VATICAN CITY, DEC. 19, 2004 (Zenit.org).- To make the planet “a society which is more and more like a family,” John Paul II invited young people to be open to others of different cultures.
The Pope’s appeal is included in the message he sent to the ecumenical Taizé Community. The letter is addressed to tens of thousands of young Europeans who are preparing for a meeting being organized by the Taizé Community in Lisbon, Portugal.
The 27th “Pilgrimage of Trust on Earth,” Dec. 28-Jan. 1, will offer young people an opportunity for prayer and meeting to deepen their faith.
“Dear young people, the Pope joins in prayer with all of you who are together in Lisbon at the initiative of the Taizé Community,” the Holy Father writes in his message.
“During your days, you will have the opportunity to live in an intimate relationship with the Lord and to have an experience of Church with the communities of Portugal, while thanking God for the gifts the Lord has given you,” the Holy Father states.
He continues: “To be solid Christians, you are called to return to the wellsprings of the faith to discover the depths of the mystery of God. This knowledge will help you to love Christ, to serve him in his Church, and to bear witness in the world, in the places where you are sent.

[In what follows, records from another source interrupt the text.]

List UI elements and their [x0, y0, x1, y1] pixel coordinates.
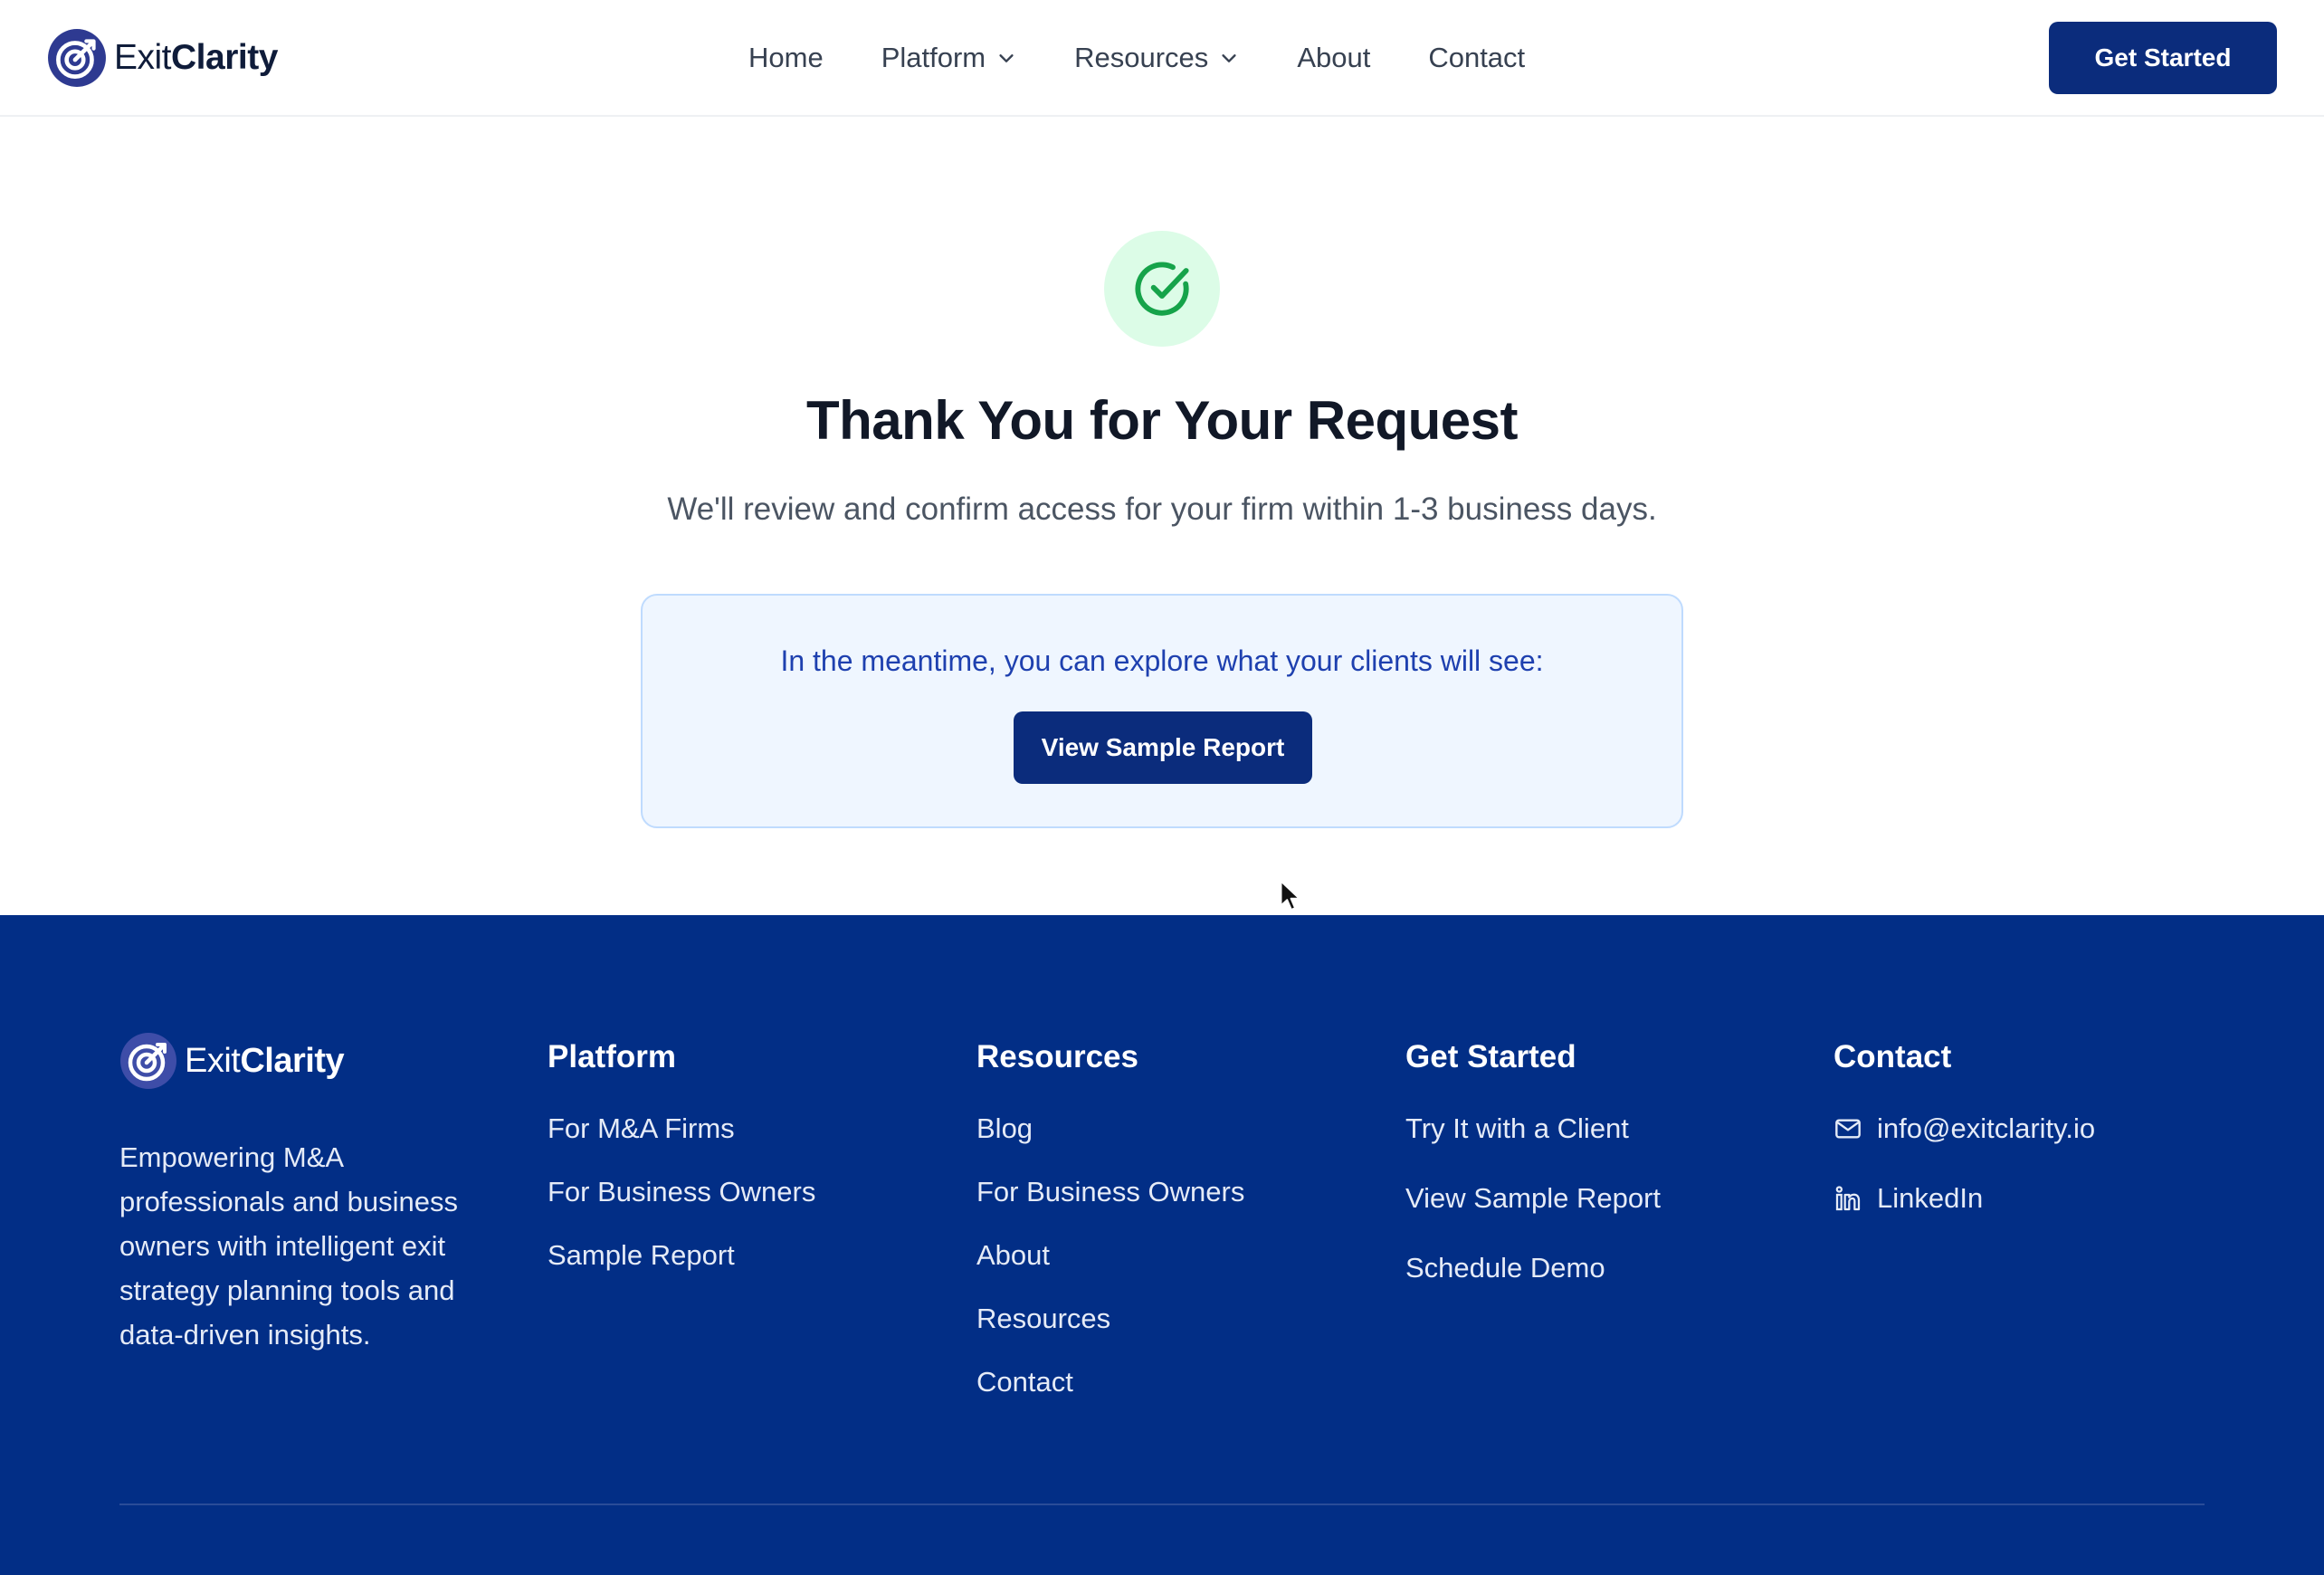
sample-report-callout: In the meantime, you can explore what yo…	[641, 594, 1683, 828]
site-header: ExitClarity Home Platform Resources Abou…	[0, 0, 2324, 117]
footer-link[interactable]: For Business Owners	[548, 1174, 815, 1237]
footer-link[interactable]: Try It with a Client	[1405, 1111, 1661, 1180]
footer-link[interactable]: About	[976, 1237, 1244, 1301]
nav-item-about[interactable]: About	[1297, 42, 1370, 74]
footer-divider	[119, 1503, 2205, 1505]
footer-heading: Contact	[1833, 1039, 1952, 1074]
nav-item-platform[interactable]: Platform	[881, 42, 1016, 74]
footer-column-get-started: Get Started Try It with a Client View Sa…	[1405, 1035, 1661, 1320]
footer-link[interactable]: Resources	[976, 1301, 1244, 1364]
nav-label: Home	[748, 42, 824, 73]
mail-icon	[1835, 1119, 1861, 1139]
chevron-down-icon	[1222, 54, 1236, 62]
nav-item-home[interactable]: Home	[748, 42, 824, 74]
success-badge	[1104, 231, 1220, 347]
nav-label: About	[1297, 42, 1371, 73]
check-circle-icon	[1135, 262, 1189, 316]
brand-suffix: Clarity	[171, 38, 278, 77]
chevron-down-icon	[999, 54, 1014, 62]
mouse-pointer-icon	[1280, 880, 1300, 911]
footer-description: Empowering M&A professionals and busines…	[119, 1141, 458, 1351]
footer-heading: Resources	[976, 1039, 1138, 1074]
footer-email-text: info@exitclarity.io	[1877, 1112, 2096, 1144]
target-logo-icon	[120, 1033, 176, 1089]
nav-label: Contact	[1428, 42, 1526, 73]
footer-column-resources: Resources Blog For Business Owners About…	[976, 1035, 1244, 1427]
nav-label: Resources	[1074, 42, 1209, 73]
footer-email-link[interactable]: info@exitclarity.io	[1833, 1111, 2095, 1180]
page-subtitle: We'll review and confirm access for your…	[667, 492, 1657, 527]
main-nav: Home Platform Resources About Contact	[748, 36, 1525, 80]
get-started-button[interactable]: Get Started	[2049, 22, 2277, 94]
nav-item-contact[interactable]: Contact	[1428, 42, 1525, 74]
brand-suffix: Clarity	[240, 1041, 345, 1080]
footer-heading: Get Started	[1405, 1039, 1576, 1074]
footer-link[interactable]: Schedule Demo	[1405, 1250, 1661, 1320]
nav-label: Platform	[881, 42, 986, 73]
footer-brand-wordmark: ExitClarity	[185, 1041, 345, 1081]
footer-link[interactable]: Sample Report	[548, 1237, 815, 1301]
callout-text: In the meantime, you can explore what yo…	[780, 644, 1544, 677]
footer-column-contact: Contact info@exitclarity.io LinkedIn	[1833, 1035, 2095, 1250]
nav-item-resources[interactable]: Resources	[1074, 42, 1239, 74]
footer-heading: Platform	[548, 1039, 676, 1074]
footer-link[interactable]: Contact	[976, 1364, 1244, 1427]
footer-linkedin-text: LinkedIn	[1877, 1182, 1984, 1214]
brand-prefix: Exit	[114, 38, 172, 77]
footer-column-platform: Platform For M&A Firms For Business Owne…	[548, 1035, 815, 1301]
footer-link[interactable]: View Sample Report	[1405, 1180, 1661, 1250]
brand-wordmark: ExitClarity	[114, 38, 278, 78]
linkedin-icon	[1835, 1186, 1861, 1211]
page-title: Thank You for Your Request	[806, 390, 1518, 451]
site-footer: ExitClarity Empowering M&A professionals…	[0, 915, 2324, 1575]
brand-prefix: Exit	[185, 1041, 241, 1080]
view-sample-report-button[interactable]: View Sample Report	[1014, 711, 1312, 784]
footer-link[interactable]: For Business Owners	[976, 1174, 1244, 1237]
target-logo-icon	[48, 29, 106, 87]
footer-link[interactable]: For M&A Firms	[548, 1111, 815, 1174]
brand-logo[interactable]: ExitClarity	[47, 27, 278, 89]
footer-linkedin-link[interactable]: LinkedIn	[1833, 1180, 2095, 1250]
footer-link[interactable]: Blog	[976, 1111, 1244, 1174]
footer-brand-logo[interactable]: ExitClarity	[119, 1032, 345, 1090]
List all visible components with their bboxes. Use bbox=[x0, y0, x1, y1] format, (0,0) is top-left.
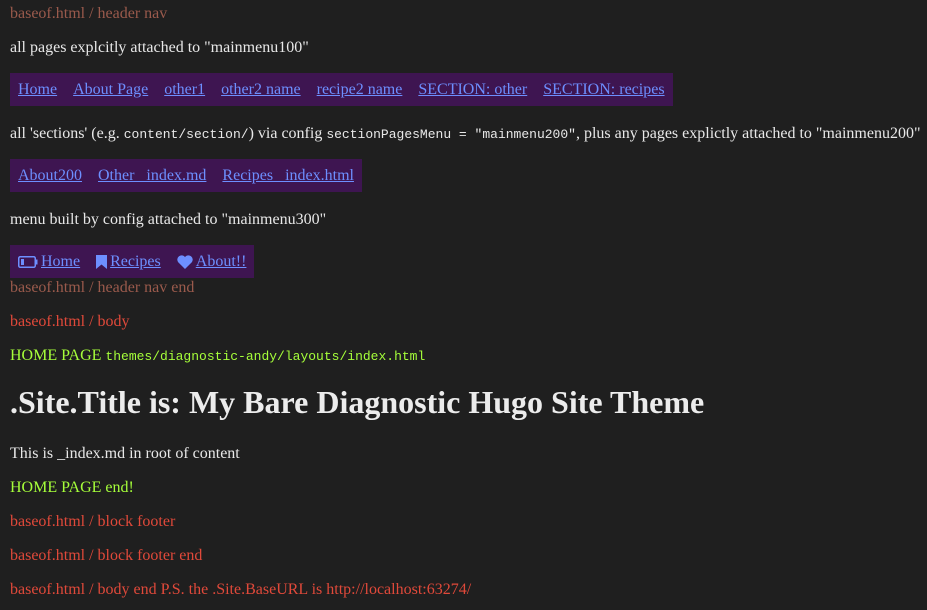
home-page-template-path: themes/diagnostic-andy/layouts/index.htm… bbox=[105, 349, 426, 364]
menu200-caption-code-config: sectionPagesMenu = "mainmenu200" bbox=[326, 127, 576, 142]
menu300-label-recipes: Recipes bbox=[110, 252, 161, 270]
menu100-link-home[interactable]: Home bbox=[18, 81, 57, 99]
menu200-caption-part-b: ) via config bbox=[248, 125, 327, 142]
footer-end-marker: baseof.html / block footer end bbox=[10, 547, 203, 564]
menu200-caption-code-path: content/section/ bbox=[123, 127, 249, 142]
mainmenu300-nav: Home Recipes About!! bbox=[10, 245, 255, 278]
bookmark-icon bbox=[96, 254, 108, 269]
menu300-label-about: About!! bbox=[195, 252, 247, 270]
mainmenu200-nav: About200 Other _index.md Recipes _index.… bbox=[10, 159, 362, 192]
battery-icon bbox=[18, 255, 38, 268]
menu100-link-other1[interactable]: other1 bbox=[164, 81, 205, 99]
header-nav-end-marker: baseof.html / header nav end bbox=[10, 279, 195, 296]
header-nav-start-marker: baseof.html / header nav bbox=[10, 5, 168, 22]
menu100-link-about-page[interactable]: About Page bbox=[73, 81, 148, 99]
menu100-caption: all pages explcitly attached to "mainmen… bbox=[10, 39, 309, 56]
home-page-label: HOME PAGE bbox=[10, 347, 102, 364]
home-page-marker: HOME PAGE themes/diagnostic-andy/layouts… bbox=[10, 347, 425, 365]
menu300-label-home: Home bbox=[41, 252, 81, 270]
mainmenu100-nav: Home About Page other1 other2 name recip… bbox=[10, 73, 673, 106]
body-start-marker: baseof.html / body bbox=[10, 313, 130, 330]
menu300-caption: menu built by config attached to "mainme… bbox=[10, 211, 327, 228]
menu300-link-recipes[interactable]: Recipes bbox=[96, 253, 161, 271]
menu200-link-about200[interactable]: About200 bbox=[18, 167, 82, 185]
menu100-link-other2[interactable]: other2 name bbox=[221, 81, 301, 99]
site-title-heading: .Site.Title is: My Bare Diagnostic Hugo … bbox=[10, 384, 705, 420]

“You are also experiencing communion among young people; this communion is the foundation of inner peace and brotherhood.”
“When you return home, become creators of peace and unity to an ever greater degree!” the Pope exhorts. “The city where you are meeting, Lisbon, is open to the world. May you, in turn, be open to your brothers and sisters from different cultures to make the planet a society which is more and more like a family!”
Ecumenical Patriarch Bartholomew I of Constantinople has also written to the young people.
“In spite of national, cultural and denominational differences, you have come together to give the joyful and luminous message of salvation in Christ, whose birth we are celebrating these days,” the patriarch stated. “You have come to confess with one voice and to translate into facts that Christianity still has a lot to say to the world, to reveal the substance and the meaning of life.”
For his part, Orthodox Patriarch Alexy II of Moscow and All Russia, stated: “These kinds of meetings are important today when we see that Western society is unfortunately getting further and further away from Christian values.”
“As young Christians, you represent the future of Europe, and much depends on you,” he added. “Witness to the Lord fearlessly and may your efforts be worthy of Christian hope. Be the light of the world.”